The term “Mother Nature” often evokes warm and fuzzy feelings, bringing to mind loving and nurturing images, perhaps of green and grassy fields glistening with morning dew, rippling with the wind sighing through them, as the sun begins its daily journey through the blue skies above.
Or perhaps images of mountain crags overlooking wild valleys, through which rush rivers teeming with salmon, and whose banks are lined with cuddly bears and their cubs feasting and fattening themselves on Mother Nature’s bounty, while majestic eagles soar above, stooping into the occasional dive to strike the water and emerge clutching a wriggling fish in their talons.
On the other hand, sometimes Mother Nature can be a real mean mother, violent and seemingly psychotic, out to suddenly kill us by the thousands, or even millions, with little or no warning. She does that via natural disasters, sudden events that wreak extensive havoc and widespread devastation, and often significant loss of life as well as great financial loss.
Such natural disasters might result from severe storms, earthquakes, volcanic eruptions, flooding, landslides, or any other means of great destruction that are not controlled by human beings or caused by human action.
Following are twelve of history’s most remarkable natural disasters that occurred before the 20th century.
Second Millennium Thera Eruption
The Thera Eruption, circa 1642 – 1540 BC in what is today the Greek island of Santorini, was one of the most powerful volcanic eruptions in recorded history, four times as powerful as the gigantic Krakatoa explosion of 1883. It sundered the island of Thera, and wiped out the flourishing Minoan settlement of nearby Arkotiri and surrounding islands, giving rise to the legend of the vanished civilization of Atlantis, which was doomed by a natural catastrophe and swallowed by the sea.
Beyond legend, however, Thera’s eruption was one of history’s most impactful natural disasters, with consequences not only to its own era but with knock-on effects and a chain of causation leading directly to the world in which we live today.
In addition to the immediate devastation of Thera and surrounding islands, the eruption produced powerful tsunamis that devastated Crete, contributing to the decline of its Minoan civilization and paving the way for its extinction. The Minoans were the Mediterranean’s greatest naval power, as well as the dominant power of the Aegean, including what became Greece and the Greek world.
A trading power, the Minoans were oriented towards Egypt and the Eastern Mediterranean and were strongly influenced by those civilizations.

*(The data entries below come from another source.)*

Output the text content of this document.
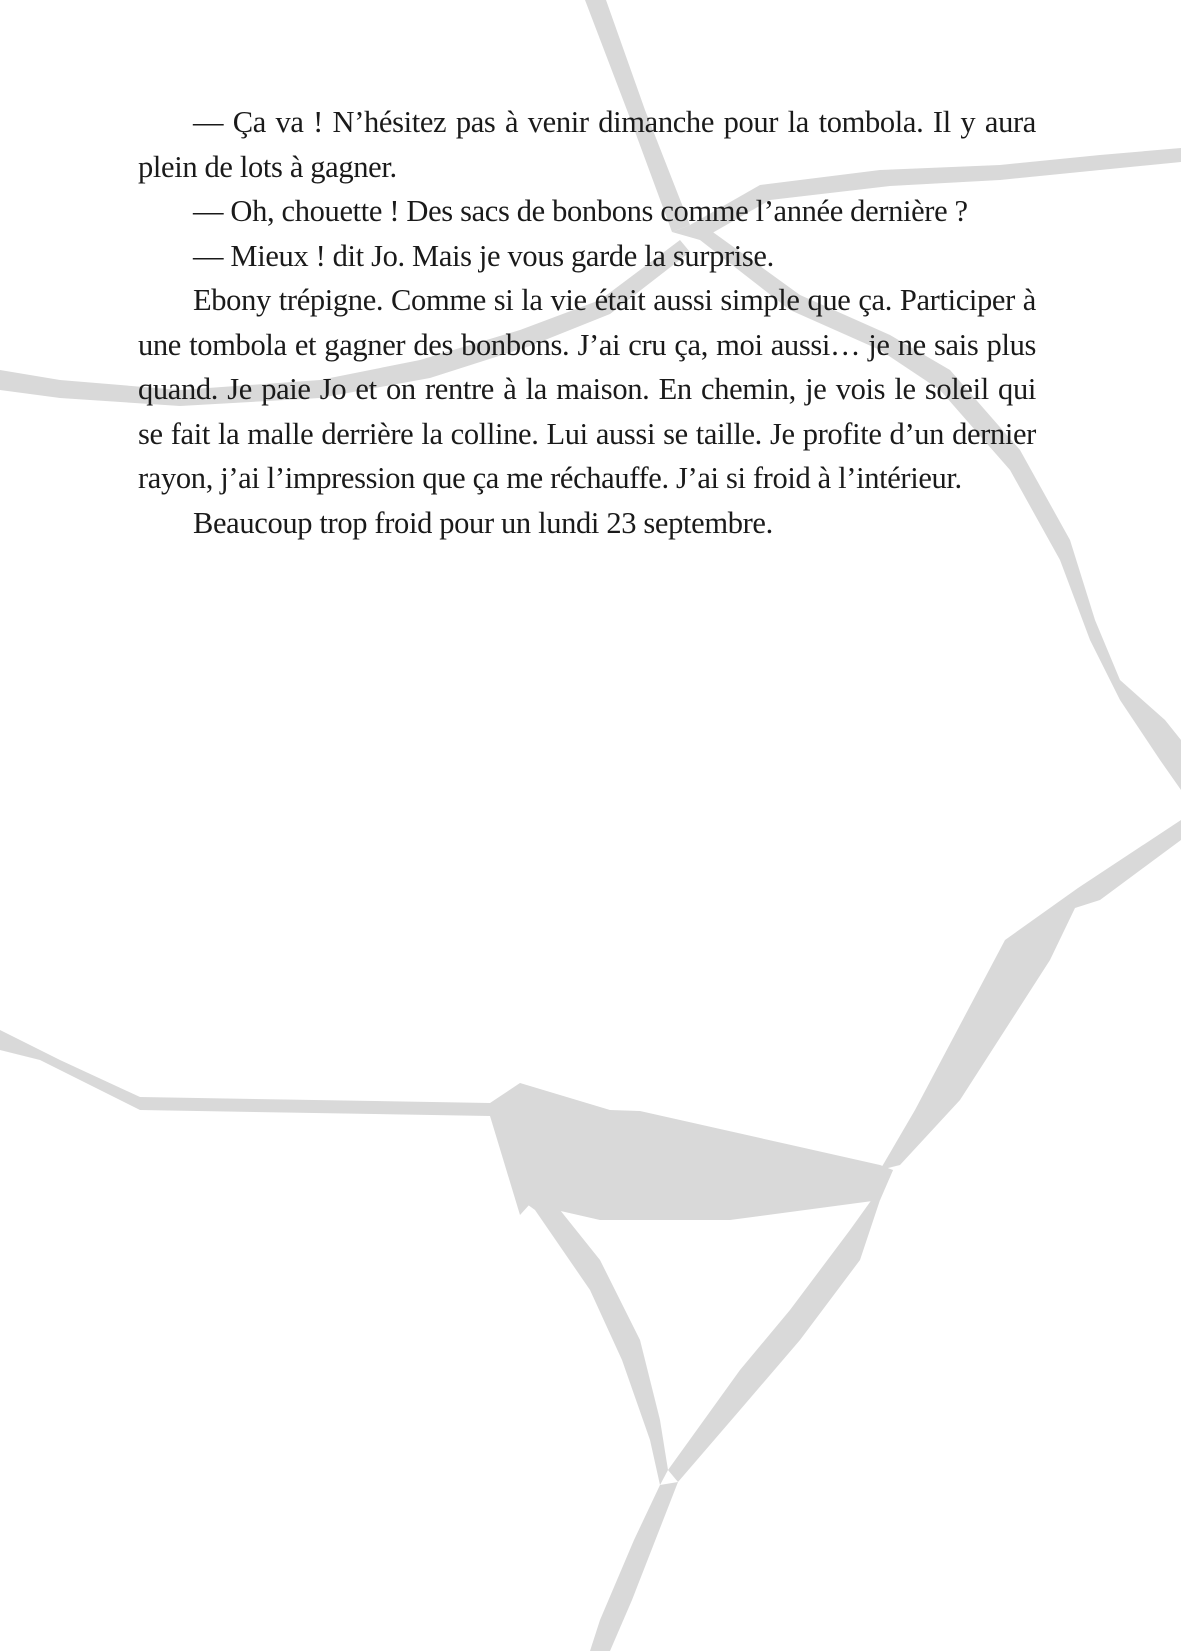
— Ça va ! N’hésitez pas à venir dimanche pour la tombola. Il y aura plein de lots à gagner.

— Oh, chouette ! Des sacs de bonbons comme l’année dernière ?

— Mieux ! dit Jo. Mais je vous garde la surprise.

Ebony trépigne. Comme si la vie était aussi simple que ça. Participer à une tombola et gagner des bonbons. J’ai cru ça, moi aussi… je ne sais plus quand. Je paie Jo et on rentre à la maison. En chemin, je vois le soleil qui se fait la malle derrière la colline. Lui aussi se taille. Je profite d’un dernier rayon, j’ai l’impression que ça me réchauffe. J’ai si froid à l’intérieur.

Beaucoup trop froid pour un lundi 23 septembre.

While the Minoans flourished, the Aegean world in their thrall was by necessity oriented in the same direction, and strongly influenced by the Egyptian and eastern civilizations as well.
The Thera eruption weakened Crete and the Minoans sufficiently to create a power vacuum in the Aegean, which was filled by the emerging Mycenaeans in mainland Greece. They went on to conquer Crete and destroy the Minoans and became the dominant power of the Aegean. However, unlike the Minoans, the Mycenaeans’ energies were focused not on trade with Egypt and the Levant, but on the Aegean, the western coast of Asia Minor, the Black Sea coast, and would set the stage for future Greek colonization efforts in those regions, as well as the western Mediterranean.
That change of orientation significantly reduced Egyptian and eastern influences upon the Greeks, and when the Greek world flourished centuries later, long after the Mycenaeans had themselves disappeared, it would do so as a civilization and culture distinct from those of Egypt and the eastern Mediterranean, rather than as extension and outpost of those civilizations.
And since western civilization is founded upon that of the ancient Greeks, an argument could be made that today’s western civilization and its impact on the modern world would not exist but for the Thera eruption of the mid 2nd millennium BC.